Uma retórica da invasão canonizada na letra que Vinícius de Moraes compôs para Brasília, Sinfonia da Alvorada (1959), encomendada a Tom Jobim pelo presidente Juscelino Kubitschek para celebrar a triunfalista inauguração de Brasília: “No princípio era o ermo / Eram antigas solidões sem mágoa. / O altiplano, o infinito descampado / (…) Eram antigas solidões banhadas / (…) Não havia ninguém / A solidão mais parecia um povo inexistente / Dizendo coisas sobre nada.”

Enquanto os artistas daquele meio de século XX imaginavam estar criando Brasília de modo ex nihilo – do alto de seus desenhos hétero top de vergalhões eriçados penetrando massas de concreto armado –, negando a existência dos povos daquela terra e esvaziando suas vozes do direito à enunciação, VENTO PÓRTICO nos revela que seus ouvidos não foram capazes de escutar o que diz o ar.

Tomando de empréstimo um trecho da áudio-instalação Toda terça, tudo movendo, de Siwaju, o título deste Fragmento I adverte-nos, então, que os ventos são mensageiros e que, cosmologicamente, carregam conhecimentos ancestrais por entre temporalidades. Atravessam fronteiras, tomam corpos. Como em algumas peças de Iah Bahia, Siwaju e Loren Minzú, encurvam planos, sacodem as correntes, fazem uivar bambus.

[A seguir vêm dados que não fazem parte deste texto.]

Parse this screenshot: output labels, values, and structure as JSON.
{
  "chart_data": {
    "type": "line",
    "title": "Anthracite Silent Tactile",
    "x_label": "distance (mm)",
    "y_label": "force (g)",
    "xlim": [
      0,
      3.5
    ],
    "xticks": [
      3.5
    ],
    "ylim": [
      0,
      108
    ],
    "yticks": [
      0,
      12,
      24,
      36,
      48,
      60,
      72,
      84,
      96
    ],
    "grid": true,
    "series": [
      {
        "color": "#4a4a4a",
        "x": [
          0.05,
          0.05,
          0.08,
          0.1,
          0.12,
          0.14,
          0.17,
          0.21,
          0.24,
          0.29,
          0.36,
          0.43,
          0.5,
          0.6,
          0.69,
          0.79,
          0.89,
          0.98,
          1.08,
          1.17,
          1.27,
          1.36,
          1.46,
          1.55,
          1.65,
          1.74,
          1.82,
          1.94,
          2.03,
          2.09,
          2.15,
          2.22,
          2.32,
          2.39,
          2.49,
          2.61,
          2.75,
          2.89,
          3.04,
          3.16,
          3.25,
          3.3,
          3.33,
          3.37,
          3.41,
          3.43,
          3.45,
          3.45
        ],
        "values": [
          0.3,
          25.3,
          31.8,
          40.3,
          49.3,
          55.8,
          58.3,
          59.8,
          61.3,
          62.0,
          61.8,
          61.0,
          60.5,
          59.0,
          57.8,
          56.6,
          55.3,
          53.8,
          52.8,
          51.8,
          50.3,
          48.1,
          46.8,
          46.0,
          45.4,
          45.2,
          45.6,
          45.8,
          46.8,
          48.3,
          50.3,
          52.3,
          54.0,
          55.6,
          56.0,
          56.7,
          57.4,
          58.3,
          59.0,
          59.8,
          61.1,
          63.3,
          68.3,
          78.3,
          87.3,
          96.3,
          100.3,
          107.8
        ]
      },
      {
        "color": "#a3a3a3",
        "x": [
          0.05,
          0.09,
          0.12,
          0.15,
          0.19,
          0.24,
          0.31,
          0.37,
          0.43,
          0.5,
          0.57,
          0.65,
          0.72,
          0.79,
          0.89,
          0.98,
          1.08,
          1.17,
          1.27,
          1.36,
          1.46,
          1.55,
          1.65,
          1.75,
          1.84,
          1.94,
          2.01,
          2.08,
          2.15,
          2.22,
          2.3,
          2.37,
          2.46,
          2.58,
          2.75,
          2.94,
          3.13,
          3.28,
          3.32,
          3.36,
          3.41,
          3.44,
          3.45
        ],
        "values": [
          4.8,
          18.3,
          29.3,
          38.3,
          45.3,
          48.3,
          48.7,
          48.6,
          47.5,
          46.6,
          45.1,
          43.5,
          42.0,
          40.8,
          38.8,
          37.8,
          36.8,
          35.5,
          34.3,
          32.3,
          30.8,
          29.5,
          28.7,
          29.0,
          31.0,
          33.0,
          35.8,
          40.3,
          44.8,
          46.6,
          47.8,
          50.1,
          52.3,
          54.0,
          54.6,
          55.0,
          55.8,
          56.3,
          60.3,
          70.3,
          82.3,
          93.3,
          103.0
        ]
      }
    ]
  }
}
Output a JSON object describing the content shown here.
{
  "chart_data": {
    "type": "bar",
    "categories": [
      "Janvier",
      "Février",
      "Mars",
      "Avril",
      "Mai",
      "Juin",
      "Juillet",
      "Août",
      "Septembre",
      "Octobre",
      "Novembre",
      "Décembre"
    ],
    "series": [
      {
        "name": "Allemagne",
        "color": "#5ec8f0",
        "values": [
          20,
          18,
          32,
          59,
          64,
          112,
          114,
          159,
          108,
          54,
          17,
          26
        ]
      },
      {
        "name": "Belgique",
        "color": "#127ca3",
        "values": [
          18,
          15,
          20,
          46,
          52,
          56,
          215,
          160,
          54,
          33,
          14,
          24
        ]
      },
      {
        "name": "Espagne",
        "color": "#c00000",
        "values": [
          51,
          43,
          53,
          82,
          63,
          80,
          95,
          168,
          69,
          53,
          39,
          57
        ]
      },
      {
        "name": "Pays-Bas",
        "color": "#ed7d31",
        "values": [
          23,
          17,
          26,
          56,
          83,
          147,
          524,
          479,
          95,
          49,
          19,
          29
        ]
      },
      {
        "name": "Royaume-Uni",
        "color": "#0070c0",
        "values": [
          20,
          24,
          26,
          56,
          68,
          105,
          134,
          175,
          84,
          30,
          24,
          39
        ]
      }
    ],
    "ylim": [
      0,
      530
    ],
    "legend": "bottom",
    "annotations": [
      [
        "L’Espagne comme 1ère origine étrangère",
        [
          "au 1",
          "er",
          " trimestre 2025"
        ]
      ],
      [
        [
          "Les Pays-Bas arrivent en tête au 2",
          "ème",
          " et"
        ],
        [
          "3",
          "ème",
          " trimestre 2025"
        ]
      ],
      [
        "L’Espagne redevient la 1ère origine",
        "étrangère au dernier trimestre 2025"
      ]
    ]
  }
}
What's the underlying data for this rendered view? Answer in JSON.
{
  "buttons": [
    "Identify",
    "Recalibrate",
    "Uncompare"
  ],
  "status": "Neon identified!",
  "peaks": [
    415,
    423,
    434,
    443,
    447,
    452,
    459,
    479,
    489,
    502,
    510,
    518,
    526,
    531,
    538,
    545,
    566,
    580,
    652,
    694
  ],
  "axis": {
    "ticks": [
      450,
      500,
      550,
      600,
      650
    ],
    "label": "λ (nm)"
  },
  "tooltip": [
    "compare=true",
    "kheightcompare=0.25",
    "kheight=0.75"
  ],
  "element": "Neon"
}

Por isso Fragmento I: VENTO PÓRTICO imanta esta Fábrica com obras que, através de seus vazios, dialogam com os sussurros e os enunciados dos ventos. O que aqui se instalam são sobremaneira dispositivos de comunicação. Mais do que uma exposição, instaura-se um campo de escuta: pórtico que torna possível a transformadora permanência de sonhos, segredos, preces e pragas que alguns ouvidos ainda teimam em ensurdecer.